Jesus of Nazareth was a historical person that had a specific beginning, so you are right in saying that the Son did not begin with Jesus. That’s why I noted that the Son is also the Logos.

The Nicene Creed
<…>
I believe in one Lord Jesus Christ,
the Only Begotten Son of God,
born of the Father before all ages.

so in op, that has missed the mark… the Father and the Son are both outside of time and space…

Read here: vatican.va/archive/ccc_css/archive/catechism/p1s2c1p2.htm

and here:

Not even close.

  1. God is Eternal and there never was a time the He did not exist.

  2. No, The Son is Eternally begotten of the Father.

  3. The Holy Spirit is neither made nor begotten but proceeds from the Father through the Son.

The Athenasian Creen give a very clear and concise explanation.

Would it be fair to call the Son/logos the “plan” or “intention” of God the Father?

My only problem with calling the Son the "plan’’ or ‘‘intention’’ of the Father is those words have a pretty utilitarian connotation.

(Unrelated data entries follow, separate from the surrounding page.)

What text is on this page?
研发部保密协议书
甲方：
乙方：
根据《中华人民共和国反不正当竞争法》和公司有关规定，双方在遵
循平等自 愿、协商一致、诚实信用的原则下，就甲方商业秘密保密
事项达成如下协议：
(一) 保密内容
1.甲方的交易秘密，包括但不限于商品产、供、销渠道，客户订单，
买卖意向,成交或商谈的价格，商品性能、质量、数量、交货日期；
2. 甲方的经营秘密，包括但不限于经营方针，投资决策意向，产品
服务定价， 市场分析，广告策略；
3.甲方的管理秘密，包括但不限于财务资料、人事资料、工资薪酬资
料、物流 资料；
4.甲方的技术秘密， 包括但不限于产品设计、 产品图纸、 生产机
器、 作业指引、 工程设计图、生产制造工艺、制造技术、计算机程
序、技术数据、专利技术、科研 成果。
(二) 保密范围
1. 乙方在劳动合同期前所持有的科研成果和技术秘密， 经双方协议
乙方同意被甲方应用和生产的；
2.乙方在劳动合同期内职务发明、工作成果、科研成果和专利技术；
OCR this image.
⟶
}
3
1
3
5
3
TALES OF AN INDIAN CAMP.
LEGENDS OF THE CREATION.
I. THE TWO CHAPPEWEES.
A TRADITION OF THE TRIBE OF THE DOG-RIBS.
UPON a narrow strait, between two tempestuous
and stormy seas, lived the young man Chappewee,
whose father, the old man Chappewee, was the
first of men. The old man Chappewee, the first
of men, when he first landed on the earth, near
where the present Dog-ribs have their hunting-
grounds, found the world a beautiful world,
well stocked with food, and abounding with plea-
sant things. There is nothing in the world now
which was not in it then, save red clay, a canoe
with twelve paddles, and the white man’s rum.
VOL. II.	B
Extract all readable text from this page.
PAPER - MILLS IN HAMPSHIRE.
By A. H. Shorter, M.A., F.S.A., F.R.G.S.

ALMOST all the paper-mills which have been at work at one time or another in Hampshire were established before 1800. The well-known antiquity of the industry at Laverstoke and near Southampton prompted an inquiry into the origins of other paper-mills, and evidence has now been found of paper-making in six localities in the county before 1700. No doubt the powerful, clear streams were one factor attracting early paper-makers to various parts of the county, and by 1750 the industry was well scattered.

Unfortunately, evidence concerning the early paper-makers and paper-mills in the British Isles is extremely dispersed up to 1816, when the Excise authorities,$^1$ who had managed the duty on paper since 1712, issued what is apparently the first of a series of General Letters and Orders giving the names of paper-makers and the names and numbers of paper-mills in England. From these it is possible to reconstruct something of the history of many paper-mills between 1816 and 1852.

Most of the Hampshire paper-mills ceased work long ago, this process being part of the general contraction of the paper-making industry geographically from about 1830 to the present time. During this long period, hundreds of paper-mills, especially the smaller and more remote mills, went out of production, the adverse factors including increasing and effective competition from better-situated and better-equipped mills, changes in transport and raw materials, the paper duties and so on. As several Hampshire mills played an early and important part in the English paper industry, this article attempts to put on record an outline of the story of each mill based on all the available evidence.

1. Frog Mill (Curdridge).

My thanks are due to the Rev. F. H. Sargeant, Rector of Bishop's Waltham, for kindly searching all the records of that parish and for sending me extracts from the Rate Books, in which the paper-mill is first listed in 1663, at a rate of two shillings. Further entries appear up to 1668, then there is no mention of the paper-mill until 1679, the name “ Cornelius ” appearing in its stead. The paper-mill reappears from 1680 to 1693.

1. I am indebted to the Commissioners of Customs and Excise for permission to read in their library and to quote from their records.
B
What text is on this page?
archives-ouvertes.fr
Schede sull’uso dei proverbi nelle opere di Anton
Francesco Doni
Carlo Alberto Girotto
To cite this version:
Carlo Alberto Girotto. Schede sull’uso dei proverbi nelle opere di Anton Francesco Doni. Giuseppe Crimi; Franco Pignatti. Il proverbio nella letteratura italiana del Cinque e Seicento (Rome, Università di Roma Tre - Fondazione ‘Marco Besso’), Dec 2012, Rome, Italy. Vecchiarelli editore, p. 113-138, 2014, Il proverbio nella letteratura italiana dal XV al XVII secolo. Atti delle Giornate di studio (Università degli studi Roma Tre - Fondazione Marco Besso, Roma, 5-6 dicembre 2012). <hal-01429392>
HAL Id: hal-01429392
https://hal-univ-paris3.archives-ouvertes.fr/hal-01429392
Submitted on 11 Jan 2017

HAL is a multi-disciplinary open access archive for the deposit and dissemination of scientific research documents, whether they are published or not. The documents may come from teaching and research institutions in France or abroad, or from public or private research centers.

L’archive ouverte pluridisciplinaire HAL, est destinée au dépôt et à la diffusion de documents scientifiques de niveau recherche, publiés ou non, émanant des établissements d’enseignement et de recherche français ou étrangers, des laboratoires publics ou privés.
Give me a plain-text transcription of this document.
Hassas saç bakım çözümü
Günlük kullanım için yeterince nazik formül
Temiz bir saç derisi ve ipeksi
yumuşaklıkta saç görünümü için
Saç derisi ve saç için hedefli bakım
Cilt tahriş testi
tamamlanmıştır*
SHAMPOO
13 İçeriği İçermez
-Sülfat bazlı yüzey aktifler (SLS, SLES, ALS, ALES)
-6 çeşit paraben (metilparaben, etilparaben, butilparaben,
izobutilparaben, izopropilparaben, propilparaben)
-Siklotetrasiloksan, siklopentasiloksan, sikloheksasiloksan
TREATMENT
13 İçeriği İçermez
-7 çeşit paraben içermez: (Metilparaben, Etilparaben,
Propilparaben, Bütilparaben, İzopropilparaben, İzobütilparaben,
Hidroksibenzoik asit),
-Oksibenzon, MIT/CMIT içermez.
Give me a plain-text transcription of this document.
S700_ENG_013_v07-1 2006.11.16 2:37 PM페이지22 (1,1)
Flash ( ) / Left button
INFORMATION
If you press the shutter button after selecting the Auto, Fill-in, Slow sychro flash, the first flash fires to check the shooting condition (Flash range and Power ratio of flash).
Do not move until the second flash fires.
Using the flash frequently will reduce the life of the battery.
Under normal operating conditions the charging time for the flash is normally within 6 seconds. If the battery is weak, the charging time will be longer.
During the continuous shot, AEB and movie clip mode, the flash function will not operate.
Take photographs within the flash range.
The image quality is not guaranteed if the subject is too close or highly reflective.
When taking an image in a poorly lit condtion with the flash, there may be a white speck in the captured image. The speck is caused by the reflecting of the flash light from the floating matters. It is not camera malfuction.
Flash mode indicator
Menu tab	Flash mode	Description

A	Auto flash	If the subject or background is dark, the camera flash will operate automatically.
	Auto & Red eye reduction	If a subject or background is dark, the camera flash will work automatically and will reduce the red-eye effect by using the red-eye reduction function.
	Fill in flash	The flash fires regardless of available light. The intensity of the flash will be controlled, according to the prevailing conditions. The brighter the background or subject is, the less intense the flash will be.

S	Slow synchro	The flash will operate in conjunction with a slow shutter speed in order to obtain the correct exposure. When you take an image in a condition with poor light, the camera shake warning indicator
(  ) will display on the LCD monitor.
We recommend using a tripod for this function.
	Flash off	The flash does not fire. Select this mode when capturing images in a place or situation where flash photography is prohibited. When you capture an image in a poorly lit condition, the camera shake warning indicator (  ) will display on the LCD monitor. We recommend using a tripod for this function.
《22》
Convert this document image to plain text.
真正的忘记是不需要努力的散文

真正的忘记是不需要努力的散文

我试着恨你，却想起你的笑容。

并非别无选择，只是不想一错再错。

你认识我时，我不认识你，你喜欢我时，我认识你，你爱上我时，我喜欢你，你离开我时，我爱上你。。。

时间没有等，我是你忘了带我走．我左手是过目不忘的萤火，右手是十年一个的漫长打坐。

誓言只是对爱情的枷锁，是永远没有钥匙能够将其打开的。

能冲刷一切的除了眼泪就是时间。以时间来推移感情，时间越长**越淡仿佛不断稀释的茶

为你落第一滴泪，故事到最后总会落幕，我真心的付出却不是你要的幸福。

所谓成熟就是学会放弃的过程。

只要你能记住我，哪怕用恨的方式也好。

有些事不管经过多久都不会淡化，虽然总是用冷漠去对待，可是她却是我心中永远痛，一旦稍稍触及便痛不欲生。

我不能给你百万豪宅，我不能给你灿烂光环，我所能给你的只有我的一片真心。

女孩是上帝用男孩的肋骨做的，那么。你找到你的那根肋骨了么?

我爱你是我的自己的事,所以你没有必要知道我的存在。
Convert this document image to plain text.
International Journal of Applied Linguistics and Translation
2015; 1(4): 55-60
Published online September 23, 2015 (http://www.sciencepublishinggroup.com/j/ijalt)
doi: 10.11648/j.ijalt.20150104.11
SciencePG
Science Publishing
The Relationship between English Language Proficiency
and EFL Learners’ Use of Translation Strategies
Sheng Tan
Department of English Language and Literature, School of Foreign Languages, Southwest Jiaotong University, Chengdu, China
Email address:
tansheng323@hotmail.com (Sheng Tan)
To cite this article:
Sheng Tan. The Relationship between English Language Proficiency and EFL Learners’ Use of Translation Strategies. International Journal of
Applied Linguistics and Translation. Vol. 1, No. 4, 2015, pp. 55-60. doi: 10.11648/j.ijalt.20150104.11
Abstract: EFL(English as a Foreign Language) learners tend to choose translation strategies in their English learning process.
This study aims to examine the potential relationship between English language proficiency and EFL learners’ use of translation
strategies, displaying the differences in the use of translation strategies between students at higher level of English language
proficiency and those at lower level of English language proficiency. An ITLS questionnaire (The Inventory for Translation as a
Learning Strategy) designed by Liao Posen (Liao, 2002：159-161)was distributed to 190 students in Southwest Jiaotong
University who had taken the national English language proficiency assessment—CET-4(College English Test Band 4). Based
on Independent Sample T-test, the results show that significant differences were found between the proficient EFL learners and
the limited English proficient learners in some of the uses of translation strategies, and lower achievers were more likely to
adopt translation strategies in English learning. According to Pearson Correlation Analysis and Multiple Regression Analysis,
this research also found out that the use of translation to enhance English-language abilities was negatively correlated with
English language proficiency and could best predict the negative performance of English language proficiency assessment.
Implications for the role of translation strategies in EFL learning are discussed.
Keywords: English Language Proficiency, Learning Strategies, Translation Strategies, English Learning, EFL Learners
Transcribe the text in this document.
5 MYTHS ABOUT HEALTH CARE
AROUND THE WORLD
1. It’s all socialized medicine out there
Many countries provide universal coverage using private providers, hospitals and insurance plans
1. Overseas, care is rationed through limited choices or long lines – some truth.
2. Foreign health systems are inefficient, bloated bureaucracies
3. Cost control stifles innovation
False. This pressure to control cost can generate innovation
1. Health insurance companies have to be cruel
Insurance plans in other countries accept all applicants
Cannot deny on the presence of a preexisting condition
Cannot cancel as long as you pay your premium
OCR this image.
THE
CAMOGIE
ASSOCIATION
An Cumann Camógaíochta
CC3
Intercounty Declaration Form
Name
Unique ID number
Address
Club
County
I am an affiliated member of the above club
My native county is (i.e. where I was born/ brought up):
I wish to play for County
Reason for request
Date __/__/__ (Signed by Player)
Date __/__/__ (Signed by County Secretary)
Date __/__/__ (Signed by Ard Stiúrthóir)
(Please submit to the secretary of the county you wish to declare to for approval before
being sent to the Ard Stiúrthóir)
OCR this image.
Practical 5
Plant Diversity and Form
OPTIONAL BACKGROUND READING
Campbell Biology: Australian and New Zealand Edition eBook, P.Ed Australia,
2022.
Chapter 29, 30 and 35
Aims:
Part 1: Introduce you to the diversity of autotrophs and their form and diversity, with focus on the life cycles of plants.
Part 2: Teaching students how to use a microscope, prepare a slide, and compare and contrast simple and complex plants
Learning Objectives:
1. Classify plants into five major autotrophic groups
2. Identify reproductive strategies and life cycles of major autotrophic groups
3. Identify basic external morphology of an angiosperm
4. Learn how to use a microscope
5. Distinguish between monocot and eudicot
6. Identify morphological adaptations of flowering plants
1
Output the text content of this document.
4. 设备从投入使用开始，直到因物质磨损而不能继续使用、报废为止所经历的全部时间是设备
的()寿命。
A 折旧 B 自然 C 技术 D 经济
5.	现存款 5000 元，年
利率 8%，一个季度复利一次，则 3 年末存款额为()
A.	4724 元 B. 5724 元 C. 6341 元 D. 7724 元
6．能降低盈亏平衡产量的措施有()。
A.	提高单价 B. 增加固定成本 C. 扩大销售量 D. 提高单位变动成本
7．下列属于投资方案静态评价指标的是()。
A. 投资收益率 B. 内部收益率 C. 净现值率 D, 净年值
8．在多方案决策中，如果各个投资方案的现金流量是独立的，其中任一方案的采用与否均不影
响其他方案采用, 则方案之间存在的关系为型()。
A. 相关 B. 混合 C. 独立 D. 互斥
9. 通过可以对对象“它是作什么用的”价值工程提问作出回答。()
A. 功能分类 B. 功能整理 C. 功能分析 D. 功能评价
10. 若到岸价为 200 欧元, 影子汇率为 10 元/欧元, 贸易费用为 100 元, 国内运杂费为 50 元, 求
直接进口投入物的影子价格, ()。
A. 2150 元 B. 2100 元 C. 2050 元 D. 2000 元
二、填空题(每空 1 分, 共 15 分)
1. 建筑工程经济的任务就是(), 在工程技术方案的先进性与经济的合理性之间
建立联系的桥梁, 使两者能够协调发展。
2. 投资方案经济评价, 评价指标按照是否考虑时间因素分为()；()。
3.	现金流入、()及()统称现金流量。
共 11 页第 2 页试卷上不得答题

If something is your ‘‘plan’’ that means you are using it to achieve some other end, which isn’t what we believe about the Son.

We would say the Incarnation is the plan or intention of God, because that’s how God chose to redeem us, but the Son himself can’t really be called that since He exists for His own sake.

I think a better way to describe the Son would be to call Him the perfect expression of God the Father. Because the Father’s perfect expression of Himself would also possess the divine nature and thus also would be God.

Of course, ultimately all attempts to describe the Trinity will fall short, since God is far beyond our comprehension. But this gets a little closer to what we believe about it.